Another problem can be demonstrated as follows. If we have data that looks like that below, the linear regression approach would be ok:
But now suppose our data includes an outlier point, like the one at {$x = 15$}. Then the classifier that linear regression learns for this data is shown by the dotted line, which makes mistakes in the region highlighted in red below.
So, as this example shows, using a thresholded version of linear regression gives undue consideration to outliers, because it minimizes {$\sum_i (y_i - \textbf{w}^\top \textbf{x}_i)^2$}.
You might ask, we built a classifier using {$g(\textbf{w}^\top \textbf{x})$}, so why are we not including it in the objective that we're minimizing? Would that not fix both of these problems? In other words, what if we minimized the quantity, {$\sum_i (y_i - g(\textbf{w}^\top \textbf{x}_i))^2.$}
The problem with this is that {$g(\textbf{w}^\top \textbf{x}_i)$} is not differentiable, and makes the objective non-convex, so we can't easily find the maximum. In fact, we can't even find the gradient, so we can't do what logistic regression does and follow the gradient to find the maximum. For these reasons, we turn to logistic regression to do classification instead of just trying to threshold linear regression.
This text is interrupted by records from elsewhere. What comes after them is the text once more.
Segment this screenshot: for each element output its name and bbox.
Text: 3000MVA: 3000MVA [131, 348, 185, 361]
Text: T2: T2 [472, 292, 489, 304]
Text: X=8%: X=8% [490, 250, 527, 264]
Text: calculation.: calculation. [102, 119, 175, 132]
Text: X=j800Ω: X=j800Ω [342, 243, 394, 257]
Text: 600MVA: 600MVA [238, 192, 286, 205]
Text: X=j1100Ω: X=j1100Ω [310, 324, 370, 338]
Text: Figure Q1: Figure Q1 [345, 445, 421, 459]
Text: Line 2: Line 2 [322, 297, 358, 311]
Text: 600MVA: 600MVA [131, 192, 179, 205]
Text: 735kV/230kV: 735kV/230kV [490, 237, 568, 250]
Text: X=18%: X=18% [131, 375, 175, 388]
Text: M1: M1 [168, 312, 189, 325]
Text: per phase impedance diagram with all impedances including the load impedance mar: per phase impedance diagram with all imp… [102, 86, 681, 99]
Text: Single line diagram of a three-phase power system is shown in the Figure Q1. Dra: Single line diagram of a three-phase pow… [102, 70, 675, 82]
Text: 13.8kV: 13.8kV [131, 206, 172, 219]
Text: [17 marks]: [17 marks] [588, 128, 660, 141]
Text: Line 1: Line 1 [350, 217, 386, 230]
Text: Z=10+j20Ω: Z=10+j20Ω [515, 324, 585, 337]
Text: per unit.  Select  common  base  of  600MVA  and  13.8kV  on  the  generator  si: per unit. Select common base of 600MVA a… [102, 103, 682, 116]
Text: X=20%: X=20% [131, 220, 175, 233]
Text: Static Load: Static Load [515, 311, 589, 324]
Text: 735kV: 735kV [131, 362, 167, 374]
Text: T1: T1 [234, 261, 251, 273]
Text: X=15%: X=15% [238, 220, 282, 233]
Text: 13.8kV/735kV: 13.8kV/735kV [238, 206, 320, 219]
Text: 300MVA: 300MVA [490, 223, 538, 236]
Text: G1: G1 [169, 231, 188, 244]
That being said, there are caveats to this. Although we cannot find the gradient of the above loss function, we can still find directions to move iteratively that act kind of like a gradient would to a certain extent. This also brings up a topic we'll discuss later in the class when we get to neural networks and support vector machines. For example, an alternative to using logistic regression would have been to use the perceptron classifier. The perceptron classifier essentially optimizes exactly the error function that we described above, but it does so incrementally, using one example at a time to update the weights with a simple equation. That sort of learning (picking up one example at a time) is known as online learning. We may not have time to cover this in much detail in the course, but you can use the online algorithm Wikipedia page as a starting point if you're interested to know more about this topic.